XIII
Comme bien souvent déjà, les jours de fête et de congé, il entra par la porte de la maison paternelle. Il n'y venait que pour une brève visite. Le jour commençait à peine; il lui fallait réveiller ses parents. Ils partageaient de nouveau la même chambre, comme ils l'avaient fait en leur jeunesse.
Tous ensuite, assis de compagnie à la table servie, prirent leur déjeuner. Tous les gestes, tous les propos, tous les joyeux devis lui étaient familiers. C'était le retour d'innombrables heures matinales qu'ils avaient passées de cette même manière.
Sa mère se retira dans la cuisine, tandis que son père discutait avec lui des choses d'autrefois. Ils s'approchèrent de la fenêtre et jetèrent un regard sur la mer. Bien que le temps fût calme, la houle était forte, et Ejnar demanda à son père s'il avait jamais vu de vagues aussi hautes. Des flocons d'écume s'écrasaient contre le rebord de la fenêtre. Le père fit un pas en arrière et dit :
« Nous avons gros temps. C'est la grande marée. Ta mère devrait décrocher sa lessive. »
Ils revinrent aux histoires de jadis. Les heures s'envolaient vite dans cette maison, bien que les pendules fussent arrêtées. Avant qu'il n'y eût pris garde, le moment du départ survint. Il se rendit dans la cuisine pour faire ses adieux à sa mère. Le feu brûlait dans l'âtre. Il en montait des lueurs rougeâtres.

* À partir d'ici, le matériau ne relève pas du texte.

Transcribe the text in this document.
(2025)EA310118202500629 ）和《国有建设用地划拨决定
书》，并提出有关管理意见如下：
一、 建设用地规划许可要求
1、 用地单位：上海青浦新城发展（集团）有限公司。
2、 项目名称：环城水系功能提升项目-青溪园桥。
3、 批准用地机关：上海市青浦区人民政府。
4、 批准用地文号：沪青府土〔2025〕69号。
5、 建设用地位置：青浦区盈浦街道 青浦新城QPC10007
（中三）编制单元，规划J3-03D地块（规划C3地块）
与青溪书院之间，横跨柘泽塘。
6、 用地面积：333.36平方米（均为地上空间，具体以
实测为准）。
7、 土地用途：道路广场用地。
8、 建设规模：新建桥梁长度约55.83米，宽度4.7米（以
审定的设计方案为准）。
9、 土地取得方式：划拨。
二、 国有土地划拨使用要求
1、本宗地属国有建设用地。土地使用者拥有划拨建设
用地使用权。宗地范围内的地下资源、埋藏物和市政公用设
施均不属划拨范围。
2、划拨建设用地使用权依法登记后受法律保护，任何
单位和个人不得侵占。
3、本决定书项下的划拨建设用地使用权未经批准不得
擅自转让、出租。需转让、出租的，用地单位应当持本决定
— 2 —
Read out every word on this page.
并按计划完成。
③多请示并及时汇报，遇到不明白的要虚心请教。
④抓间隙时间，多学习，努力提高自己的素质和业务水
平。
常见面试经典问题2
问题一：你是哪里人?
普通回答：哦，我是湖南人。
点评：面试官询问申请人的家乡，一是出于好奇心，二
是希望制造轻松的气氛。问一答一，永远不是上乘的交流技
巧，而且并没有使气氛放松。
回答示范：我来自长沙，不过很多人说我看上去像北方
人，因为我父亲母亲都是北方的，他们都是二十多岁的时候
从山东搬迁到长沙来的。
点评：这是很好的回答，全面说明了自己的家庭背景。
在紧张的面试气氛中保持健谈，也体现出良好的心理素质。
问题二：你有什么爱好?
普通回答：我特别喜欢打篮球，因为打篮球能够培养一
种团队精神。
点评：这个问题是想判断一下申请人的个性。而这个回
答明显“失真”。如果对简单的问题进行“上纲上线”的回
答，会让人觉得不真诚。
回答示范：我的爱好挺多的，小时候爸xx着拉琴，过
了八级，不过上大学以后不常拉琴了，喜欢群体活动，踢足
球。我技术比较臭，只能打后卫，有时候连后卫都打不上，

« Je viens te dire au revoir, maman. Je suis heureux d'avoir vu papa en si bonne santé. Il m'a paru changé. »
Sa mère le regarda comme si elle n'en croyait pas ses oreilles. Elle lui demanda :
« Ton père, dis-tu ? Qu'est-ce que cela veut dire, mon petit ? »
« Que veux-tu que cela signifie, puisque nous avons passé la matinée ensemble ? »
Les traits de sa mère se pétrifièrent. Elle le dévisageait, comme si elle guettait en lui quelque chose d'inconnu. Une connivence terrible s'étalait entre eux. Le reflet des flammes dansait plus violemment sur le mur blanc.
« Mais voyons, mon enfant, réfléchis un peu. Toi et moi, nous sommes restés seuls toute cette journée. »
Il voulut la contredire ; ce n'était pas possible. Elle répliqua :
« Voilà bien des années que ton père est mort. »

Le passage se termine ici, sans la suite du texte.